Повторяю, идиома кинематографа не заключена в словах. Когда я в первый раз показывал в Венеции Ужасных родителей, за рамками фестиваля, из конкурса которого я должен был бы изъять Двуглавого орла, как он изъял Макбета, мы сидели рядом. Вероятно, он плохо понимал текст: но на любом нюансе мизансцены он с силой жал мне руку. Качество показа было неважным, из-за недостаточной освещенности экрана плохо различались лица, столь важные для подобного фильма. Когда я начал извиняться по этому поводу, он мне сказал, что красота фильма есть нечто выходящее за пределы глаза и слуха, нечто не зависящее ни от диалога, ни от машин, что можно и плохо показать и плохо расслышать, не теряя при этом ритма фильма.
Я с ним согласен. Иногда, как, например, в Великолепных Эмберсонах, он доводит этот принцип до того, что ищет противоядие очарованию в неприглядности самого кадра. Но после Ужасных родителей мы договорились на том, что не следует попадать в ловушку одного очарования, избегая другого, заранее рассчитывая преимущества налета давности, ибо это приводит как бы к намеренному написанию старых картин.

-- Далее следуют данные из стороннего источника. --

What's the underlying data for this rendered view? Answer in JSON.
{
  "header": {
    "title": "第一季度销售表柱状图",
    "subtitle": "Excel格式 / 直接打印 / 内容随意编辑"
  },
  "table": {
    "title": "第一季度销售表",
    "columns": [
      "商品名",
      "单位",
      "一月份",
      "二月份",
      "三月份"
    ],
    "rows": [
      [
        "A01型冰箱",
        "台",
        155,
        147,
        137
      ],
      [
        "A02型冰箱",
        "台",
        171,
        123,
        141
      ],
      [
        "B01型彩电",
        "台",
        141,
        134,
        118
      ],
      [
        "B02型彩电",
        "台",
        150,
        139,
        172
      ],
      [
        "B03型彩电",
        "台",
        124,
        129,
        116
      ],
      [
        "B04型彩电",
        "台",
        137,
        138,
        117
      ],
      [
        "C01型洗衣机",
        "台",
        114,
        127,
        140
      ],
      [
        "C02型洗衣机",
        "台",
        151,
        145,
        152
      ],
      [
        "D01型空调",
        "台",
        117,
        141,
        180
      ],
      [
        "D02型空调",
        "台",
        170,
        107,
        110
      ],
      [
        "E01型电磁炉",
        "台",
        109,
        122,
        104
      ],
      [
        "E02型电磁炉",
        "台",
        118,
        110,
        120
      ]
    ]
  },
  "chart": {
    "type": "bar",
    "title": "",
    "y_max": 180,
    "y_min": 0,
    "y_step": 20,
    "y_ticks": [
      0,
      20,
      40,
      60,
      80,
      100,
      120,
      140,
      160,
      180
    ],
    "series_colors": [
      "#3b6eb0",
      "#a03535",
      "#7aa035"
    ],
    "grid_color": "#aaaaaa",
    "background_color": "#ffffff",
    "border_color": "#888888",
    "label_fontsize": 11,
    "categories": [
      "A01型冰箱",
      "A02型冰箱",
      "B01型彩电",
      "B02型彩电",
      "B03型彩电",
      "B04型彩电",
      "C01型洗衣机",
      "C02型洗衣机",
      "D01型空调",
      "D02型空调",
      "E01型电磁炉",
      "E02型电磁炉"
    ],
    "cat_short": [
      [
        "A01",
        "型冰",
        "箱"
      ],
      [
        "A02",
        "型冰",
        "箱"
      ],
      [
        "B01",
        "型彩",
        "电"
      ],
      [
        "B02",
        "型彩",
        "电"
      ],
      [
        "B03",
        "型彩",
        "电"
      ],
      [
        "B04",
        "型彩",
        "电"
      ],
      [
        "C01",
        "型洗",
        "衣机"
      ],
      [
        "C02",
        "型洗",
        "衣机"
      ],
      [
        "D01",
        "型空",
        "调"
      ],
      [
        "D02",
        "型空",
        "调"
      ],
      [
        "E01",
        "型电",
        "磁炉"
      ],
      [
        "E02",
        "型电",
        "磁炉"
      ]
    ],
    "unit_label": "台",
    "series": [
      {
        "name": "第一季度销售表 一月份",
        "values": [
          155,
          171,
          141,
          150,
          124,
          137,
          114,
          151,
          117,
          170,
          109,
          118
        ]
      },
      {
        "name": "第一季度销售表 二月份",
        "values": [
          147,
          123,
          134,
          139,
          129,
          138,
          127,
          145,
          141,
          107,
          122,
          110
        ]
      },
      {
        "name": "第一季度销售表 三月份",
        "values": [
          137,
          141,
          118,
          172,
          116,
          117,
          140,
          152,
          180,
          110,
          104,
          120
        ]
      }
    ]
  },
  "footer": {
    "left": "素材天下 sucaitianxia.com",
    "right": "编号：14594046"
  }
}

В сущности, ни Уэллс, ни я не любим говорить о нашей работе. Интерес к зрелищам самой жизни не дает нам возможности этим заниматься. Мы могли довольно долго стоять не двигаясь, наблюдая беспорядочное гостиничное движение. Эта неподвижность попросту деморализовала суетившихся деловых людей и нервных киноспециалистов. Это напоминало пытку в венецианских гондолах, куда деловые люди и нервные специалисты должны были сходить и подчиняться их медленному ритму. Очень скоро на нас стали косо поглядывать. Наше молчание пугало и угрожало взрывом. Если мы вдруг смеялись, это было ужасно. Я замечал, как серьезные люди торопливо нас обходили, опасаясь внезапной подножки. Нас обвиняли в величайшем преступлении против фестиваля: в обособлении.
Все настолько нереально, настолько близко коллективному гипнозу, что Уэллс и я никак не можем встретиться в Париже. Он передвигается сам по себе, я — сам по себе. Если он входит в ресторан, хозяин ему сообщает, что я только что оттуда вышел, и наоборот. Мы ненавидим телефон. Одним словом, наши встречи становятся именно тем, чем они должны быть, — чудом. И оно всегда происходит именно тогда, когда в нем есть необходимость. Пусть другие расскажут о его многозначном творчестве, отнюдь не исключительно кинематографическом, где пресса, марсиане на радио, театральные постановки "Юлия Цезаря" и "Вокруг света за 80 дней" занимают значительное место. Мне же хотелось просто очертить эскиз портрета друга, которого люблю и которым восхищаюсь, ибо моя дружба и мое восхищение едины.